Probabilistic Prediction of Neural Dynamics via Autoregressive Flow Matching
Nicole Rogalla, Yuzhen Qin, Mario Senden, Ahmed El-Gazzar, Marcel van Gerven
TLDR
Introduces Autoregressive Flow Matching (AFM) for probabilistic forecasting of neural dynamics, outperforming baselines on fMRI data.
Key contributions
- Introduces Autoregressive Flow Matching (AFM) for generative, probabilistic neural activity forecasting.
- Models future neural states conditioned on past dynamics and concurrent multimodal sensory input.
- Significantly outperforms non-autoregressive flow matching and GLM baselines on fMRI datasets.
- Demonstrates that past BOLD dynamics are crucial for accurate short-term neural prediction.
Why it matters
This paper introduces a novel autoregressive flow matching framework for predicting neural activity. It significantly improves forecasting accuracy on fMRI data by leveraging past neural dynamics. This advancement is crucial for understanding brain function and developing future closed-loop neurotechnologies.
Original Abstract
Forecasting neural activity in response to naturalistic stimuli remains a key challenge for understanding brain dynamics and enabling downstream neurotechnological applications. Here, we introduce a generative forecasting framework for modeling neural dynamics based on autoregressive flow matching (AFM). Building on recent advances in transport-based generative modeling, our approach probabilistically predicts neural responses at scale from multimodal sensory input. Specifically, we learn the conditional distribution of future neural activity given past neural dynamics and concurrent sensory input, explicitly modeling neural activity as a temporally evolving process in which future states depend on recent neural history.
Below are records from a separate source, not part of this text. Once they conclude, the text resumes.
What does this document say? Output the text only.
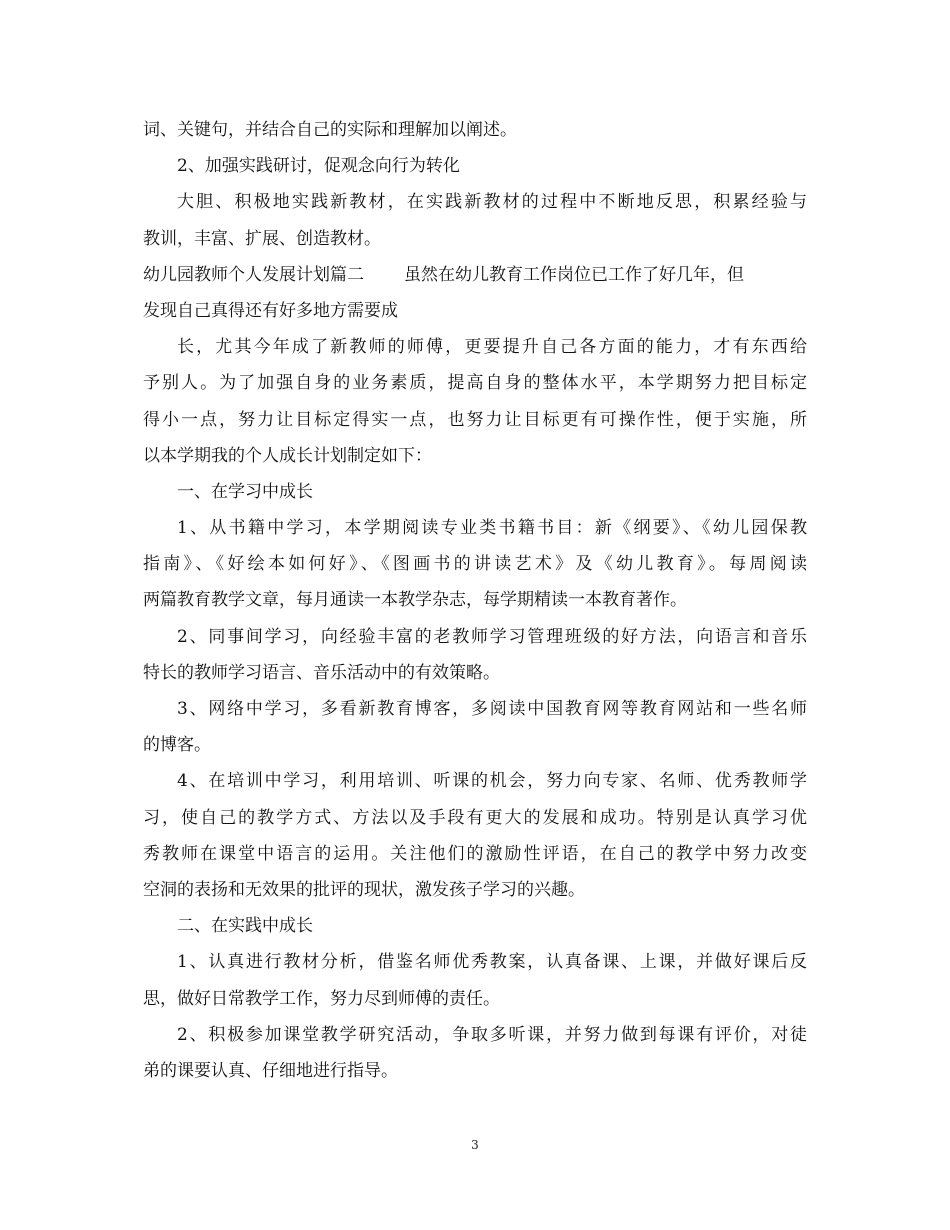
词、关键句，并结合自己的实际和理解加以阐述。
2、加强实践研讨，促观念向行为转化
大胆、积极地实践新教材，在实践新教材的过程中不断地反思，积累经验与
教训，丰富、扩展、创造教材。
幼儿园教师个人发展计划篇二 虽然在幼儿教育工作岗位已工作了好几年，但
发现自己真得还有好多地方需要成
长，尤其今年成了新教师的师傅，更要提升自己各方面的能力，才有东西给
予别人。为了加强自身的业务素质，提高自身的整体水平，本学期努力把目标定
得小一点，努力让目标定得实一点，也努力让目标更有可操作性，便于实施，所
以本学期我的个人成长计划制定如下：
一、在学习中成长
1、从书籍中学习，本学期阅读专业类书籍书目：新《纲要》、《幼儿园保教
指南》、《好绘本如何好》、《图画书的讲读艺术》及《幼儿教育》。每周阅读
两篇教育教学文章，每月通读一本教学杂志，每学期精读一本教育著作。
2、同事间学习，向经验丰富的老教师学习管理班级的好方法，向语言和音乐
特长的教师学习语言、音乐活动中的有效策略。
3、网络中学习，多看新教育博客，多阅读中国教育网等教育网站和一些名师
的博客。
4、在培训中学习，利用培训、听课的机会，努力向专家、名师、优秀教师学
习，使自己的教学方式、方法以及手段有更大的发展和成功。特别是认真学习优
秀教师在课堂中语言的运用。关注他们的激励性评语，在自己的教学中努力改变
空洞的表扬和无效果的批评的现状，激发孩子学习的兴趣。
二、在实践中成长
1、认真进行教材分析，借鉴名师优秀教案，认真备课、上课，并做好课后反
思，做好日常教学工作，努力尽到师傅的责任。
2、积极参加课堂教学研究活动，争取多听课，并努力做到每课有评价，对徒
弟的课要认真、仔细地进行指导。
3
We evaluate our framework on the Algonauts project 2025 challenge functional magnetic resonance imaging dataset using subject-specific models. AFM significantly outperforms both a non-autoregressive flow-matching baseline and the official challenge general linear model baseline in predicting short-term parcel-wise blood oxygenation level-dependent (BOLD) activity, demonstrating improved generalization and widespread cortical prediction performance. Ablation analyses show that access to past BOLD dynamics is a dominant driver of performance, while autoregressive factorization yields consistent, modest gains under short-horizon, context-rich conditions. Together, these findings position autoregressive flow-based generative modeling as an effective approach for short-term probabilistic forecasting of neural dynamics with promising applications in closed-loop neurotechnology.